Le troisième est le sursis d'un jugement prononçant l'annulation d'une décision administrative et c'est celui qui nous intéresse en l'espèce. Aux termes de l'article R. 811-15 (N° Lexbase : L3292ALI), le juge d'appel peut ordonner le sursis à exécution d'un jugement prononçant l'annulation d'une décision administrative, pourvu que les moyens de l'appelant paraissent, en l'état de l'instruction, sérieux et de nature à justifier, outre l'annulation ou la réformation du jugement, le rejet des conclusions à fin d'annulation accueillies par ce jugement. La nouvelle rédaction du texte, issue du décret du 22 novembre 2000 (3), n'a pas aligné la condition relative au sérieux des moyens sur le régime du référé suspension des actes administratifs pour lesquels un "doute sérieux sur la légalité" est désormais suffisant pour en permettre l'octroi. Cela montre bien qu'il existe à l'égard des jugements une présomption de régularité qui ne peut pas être renversée sur la foi d'un simple doute, mais nécessite une démonstration assurée y compris au stade de l'examen du sursis. De surcroît, et cela cette fois de manière traditionnelle, le sursis à exécution ne peut être obtenu pour un simple motif d'irrégularité du jugement qui conduirait le juge d'appel, statuant par la voie de l'évocation, à confirmer la solution des premiers juges. Il faut que la solution retenue au fond doive véritablement être inversée pour que le sursis puisse être accordé. Enfin, comme pour les autre sursis ou suspensions, l'octroi de ce sursis constitue seulement une faculté et non pas une obligation pour le juge d'appel.
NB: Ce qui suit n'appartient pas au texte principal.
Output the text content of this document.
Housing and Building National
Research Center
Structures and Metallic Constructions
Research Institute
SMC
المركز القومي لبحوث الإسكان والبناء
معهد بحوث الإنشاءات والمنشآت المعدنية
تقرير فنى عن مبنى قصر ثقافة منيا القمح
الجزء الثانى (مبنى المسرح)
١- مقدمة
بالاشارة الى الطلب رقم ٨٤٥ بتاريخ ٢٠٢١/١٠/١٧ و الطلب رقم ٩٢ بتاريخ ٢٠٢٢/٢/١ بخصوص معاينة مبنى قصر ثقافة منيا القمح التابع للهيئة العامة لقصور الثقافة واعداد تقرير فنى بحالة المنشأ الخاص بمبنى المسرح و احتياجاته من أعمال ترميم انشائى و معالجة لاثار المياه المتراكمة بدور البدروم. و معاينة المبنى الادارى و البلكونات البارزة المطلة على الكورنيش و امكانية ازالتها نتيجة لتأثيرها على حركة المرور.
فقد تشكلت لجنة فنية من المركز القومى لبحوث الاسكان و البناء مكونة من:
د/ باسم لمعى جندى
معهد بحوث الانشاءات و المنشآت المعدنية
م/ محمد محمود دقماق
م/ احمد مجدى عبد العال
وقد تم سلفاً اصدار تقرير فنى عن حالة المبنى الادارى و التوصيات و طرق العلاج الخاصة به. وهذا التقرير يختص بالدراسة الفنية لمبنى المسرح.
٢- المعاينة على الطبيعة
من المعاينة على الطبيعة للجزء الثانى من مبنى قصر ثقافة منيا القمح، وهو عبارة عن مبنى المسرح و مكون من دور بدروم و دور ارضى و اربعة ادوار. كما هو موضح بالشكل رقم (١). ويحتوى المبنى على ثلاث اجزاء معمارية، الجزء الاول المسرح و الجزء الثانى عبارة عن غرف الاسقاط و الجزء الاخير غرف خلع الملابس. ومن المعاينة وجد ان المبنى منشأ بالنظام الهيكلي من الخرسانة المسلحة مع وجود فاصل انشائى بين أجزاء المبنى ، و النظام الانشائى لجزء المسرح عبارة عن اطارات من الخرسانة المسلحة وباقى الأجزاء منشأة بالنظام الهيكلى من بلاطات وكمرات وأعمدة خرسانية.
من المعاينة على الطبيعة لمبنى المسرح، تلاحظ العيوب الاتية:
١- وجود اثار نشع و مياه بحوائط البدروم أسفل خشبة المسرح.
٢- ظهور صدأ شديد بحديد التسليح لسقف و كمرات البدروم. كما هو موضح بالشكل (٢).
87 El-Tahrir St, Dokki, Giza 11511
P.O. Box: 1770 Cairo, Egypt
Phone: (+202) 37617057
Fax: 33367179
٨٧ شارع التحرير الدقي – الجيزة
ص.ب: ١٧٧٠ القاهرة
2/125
La prohibition de l'effet suspensif doit toujours être considérée comme indispensable mais la perception du droit au recours qui prévalait naguère en droit interne semble avoir progressivement évolué. Selon une présentation traditionnelle, ce droit spécifique n'était guère conçu comme un droit subjectif. En définitive, il s'agissait de donner au juge les moyens de faire respecter le principe de légalité. Cette mission bénéficiait également, il est vrai, aux justiciables. Mais l'approche du juge était perçue comme fondamentalement objective. Elle semblait dirigée par le souci d'exercer de la façon la plus satisfaisante possible un contrôle d'ordre normatif. Désormais, cette présentation s'avère trop radicale pour être admise car, notamment sous l'influence des jurisprudences européennes, l'office du juge administratif se transforme. Et surtout, les traditions procédurales françaises, dont les origines ne sont pas sans équivoques, sont perturbées. C'est dans cette logique que le Conseil d'Etat a précisé, dans l'arrêt d'espèce, le raisonnement que doit tenir le juge d'appel lorsqu'il est saisi d'une demande de sursis à exécution d'un jugement.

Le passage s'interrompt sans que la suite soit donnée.